Formats its input into '00.000.000/0000-00' mask.
First, the argument is canon'ed and then
dots, slash and hyphen are added to the first
14 digits of the result.

=item B<parse_cnpj>

  ($base, $filial, $dv) = parse_cnpj($cpf);
  $hashref = parse_cnpj('11.222.333/4444-00'); # { base => '11222333', filial => '4444' dv => '00' }

Splits a candidate for CNPJ number into base, radical and check
digits (dv - dígitos de verificação). It canon's
the argument before splitting it into 8-, 4- and 2-digits
parts. In a list context,
returns a three-element list with the base, the radical and the check
digits. In a scalar context, returns a hash ref
with keys 'base', 'filial' and 'dv' and associated values.

=item B<random_cnpj>

  $rand_cnpj = random_cnpj($valid);

  $good_cnpj = random_cnpj();
  $cnpj = random_cnpj(1); # also a good one
  $bad_cnpj = random_cnpj(0); # bad CNPJ

Generates a random CNPJ. If $valid is omitted or 1, it is guaranteed
to be I<correct>. If $valid is 0, it is guaranteed to be I<incorrect>.
This function is intented for mass test. (Use it wisely.)

The implementation is: generate a 8-digits random number for the base,
and the variation is chosen 95% of the time to be '0001'
and the other 5% a skewed random distribution with the expression
C<int(sqr rand(1E8))> is used. A uniform distribution is expected from
C<rand>. With the base and variation, the check digits are computed.
If $valid==0, the check digits are computed B<not to> satisfy the
check equations.

=back

=head2 EXPORT

C<test_cnpj> is exported by default. C<canon_cnpj>, C<format_cnpj>,
C<parse_cnpj> and C<random_cnpj> can be exported on demand.

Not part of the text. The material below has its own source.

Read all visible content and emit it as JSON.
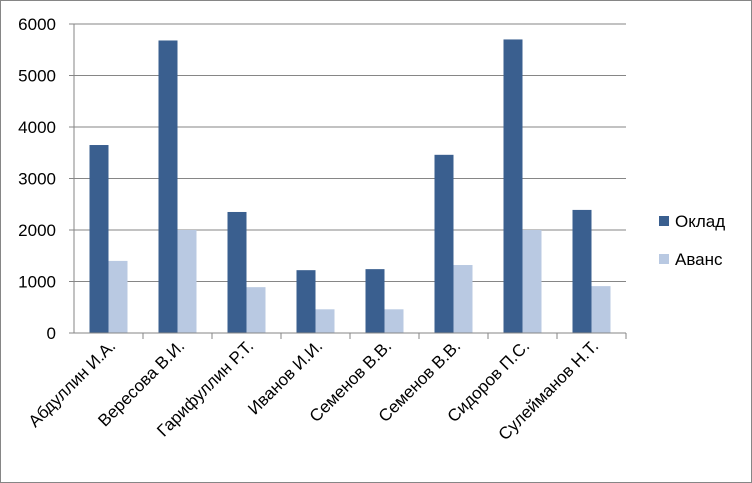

=head1 THE CHECK EQUATIONS

A correct CNPJ number has two check digits which are computed
from the 12 first digits. Consider the CNPJ number 
written as 14 digits

  c[1] c[2] c[3] c[4] c[5] c[6] c[7] c[8] c[9] c[10] c[11] c[12] dv[1] dv[2]

To check whether a CNPJ is correct or not, it has to satisfy 
the check equations:

  5*c[1]+4*c[2]+3*c[3]+2*c[4]+9*c[5]+
  8*c[6]+7*c[7]+6*c[8]+5*c[9]+4*c[10]+
                      3*c[11]+2*c[12]+dv[1] = 0 (mod 11) or
                                            = 1 (mod 11) (if dv[1]=0)

and 

  6*c[1]+5*c[2]+4*c[3]+3*c[4]+2*c[5]+
  9*c[6]+8*c[7]+7*c[8]+6*c[9]+5*c[10]+
              4*c[11]+3*c[12]+2*dv[1]+dv[2] = 0 (mod 11) or
                                            = 1 (mod 11) (if dv[2]=0)

=head1 BUGS

I heard that there are exceptions of CNPJ numbers which don't
obey the check equations and are still authentic. I have never found
one of them. 

=head1 SEE ALSO

To make sure this module works, one can try the results obtained against 
those found with  "Emissão de Comprovante de Inscrição e de Situação Cadastral
de Pessoa Jurídica", 
a web page which the Brazilian Ministry of Revenue provides for public 
consultation on regularity status of the taxpayer.
This page tells if the CNPJ number is a correct entry (14-digits-long with verified
check digits), if it references a real company and if it is regular
with the government body. 

Given a bad CNPJ, the after-submit page tells "O número do CNPJ não é válido"
(the CNPJ number is not valid).
If the CNPJ is a good one but does not reference a real company,
it says "CNPJ não existe em nossa base de dados" (CNPJ does not exist
in our database). Otherwise, it shows a details form for the identified
taxpayer.

Note that this module only tests correctness.
It doesn't enter the merit whether the CNPJ number actually exists
at the Brazilian government databases. 

As you might have guessed, this is not the first Perl module
to approach this kind of functionality. Take a look at

  http://search.cpan.org/search?module=Brasil::Checar::CGC

Please reports bugs via CPAN RT, 
http://rt.cpan.org/NoAuth/Bugs.html?Dist=Business-BR-Ids
By doing so, the author will receive your reports and patches, 
as well as the problem and solutions will be documented.

=head1 AUTHOR

A. R. Ferreira, E<lt>ferreira@cpan.orgE<gt>

=head1 COPYRIGHT AND LICENSE

Copyright (C) 2005 by A. R. Ferreira

This library is free software; you can redistribute it and/or modify
it under the same terms as Perl itself, either Perl version 5.8.6 or,
at your option, any later version of Perl 5 you may have available.


=cut